Relax, your computer is fine. It's just the latest scam that's making the rounds - one known as the "tech support scam."
In many ways it's very clever and effective. Most of us, after all, aren't computer geeks. We might not know much about computers but we do know that having a dangerous computer virus is not a good thing.
Also, we've heard of Microsoft. It's a huge company and chances are, some of its products are running on our machine. If they say we've got a computer virus, who are we to question them? They're Microsoft.
Out to pick your pocket
Only they aren't. Chances are the caller is offshore, in India or Russia. Their objective, ultimately, is to pick your pocket.
Scammers preying on computer users is nothing new. According to the Federal Trade Commission (FTC), the previous computer scams involved setting up fake websites and offering free security scans. Once the alleged scan has run, you would then receive an alarming message that your computer was infected. The scammer would then sell you security software that, at best was worthless and at worst, would be loaded with malware.
The new version of the scam is "old school," in that it involves a telephone call. If the scammer gains the victim's trust, he instructs the victim to perform a series of complex tasks. Sometimes, they target legitimate computer files and claim that they are viruses. Their tactics are designed to scare you into believing they can help fix your "problem."
Bad things can happen
They may ask you to run a bit of code, or download a file from a website. If you do, a lot of bad things can happen.
You could give them remote access to your computer so that they can then make changes to your computer, leaving it vulnerable. They may have you download malware that could steal sensitive data, like user names, bank account numbers and passwords.

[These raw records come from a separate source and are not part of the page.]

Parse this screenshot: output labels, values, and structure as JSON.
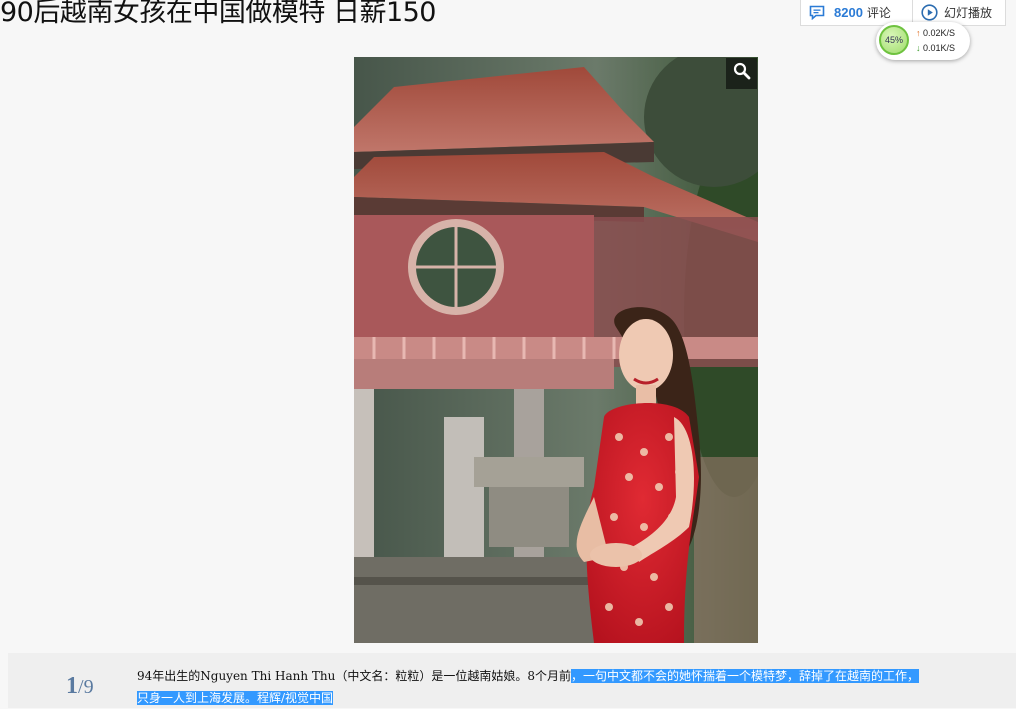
{
  "page": {
    "title": "90后越南女孩在中国做模特 日薪150"
  },
  "toolbar": {
    "comment_count": "8200",
    "comment_label": "评论",
    "slideshow_label": "幻灯播放",
    "comment_icon": "comment-icon",
    "slideshow_icon": "play-circle-icon",
    "accent_color": "#2b7bd6"
  },
  "net_monitor": {
    "percent": "45%",
    "upload": "0.02K/S",
    "download": "0.01K/S"
  },
  "gallery": {
    "zoom_icon": "magnifier-icon",
    "current": "1",
    "separator": "/",
    "total": "9",
    "caption_plain": "94年出生的Nguyen Thi Hanh Thu（中文名：粒粒）是一位越南姑娘。8个月前",
    "caption_selected_1": "，一句中文都不会的她怀揣着一个模特梦，辞掉了在越南的工作，",
    "caption_selected_2": "只身一人到上海发展。程辉/视觉中国",
    "selection_color": "#3399ff"
  }
}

That allows them to come back later and either steal money from your bank account or use your computer to send out hundreds of thousands of spam messages. But they may also go for money up front.
Asking for a credit card
Some victims have reported that the scammers assure them they can fix the non-existent problems remotely but that it will cost a small fee, like $19.95. If the victim agrees, the scammer hits the card for thousands of dollars in purchases. Regardless of the tactics they use, they have one purpose, and that is to take your money.
If you receive one of these phone calls, the FTC suggests hanging up and calling the company back on a number you look up yourself. However, that's really just a waste of time. Microsoft says it does not call customers to warn them of computer viruses. It is safe to say, no other legitimate companies do either.
If you get a call from someone who claims to be a tech support person, just hang up. A caller who creates a sense of urgency or uses high-pressure tactics is almost certainly a scam artist.
The FTC also warns that searching online might not be the best way to find technical support or get a company's contact information. Scammers sometimes place online ads to convince you to call them. They pay to boost their ranking in search results so their websites and phone numbers appear above those of legitimate companies. If you want tech support, look for a company's contact information on their software package or on your receipt.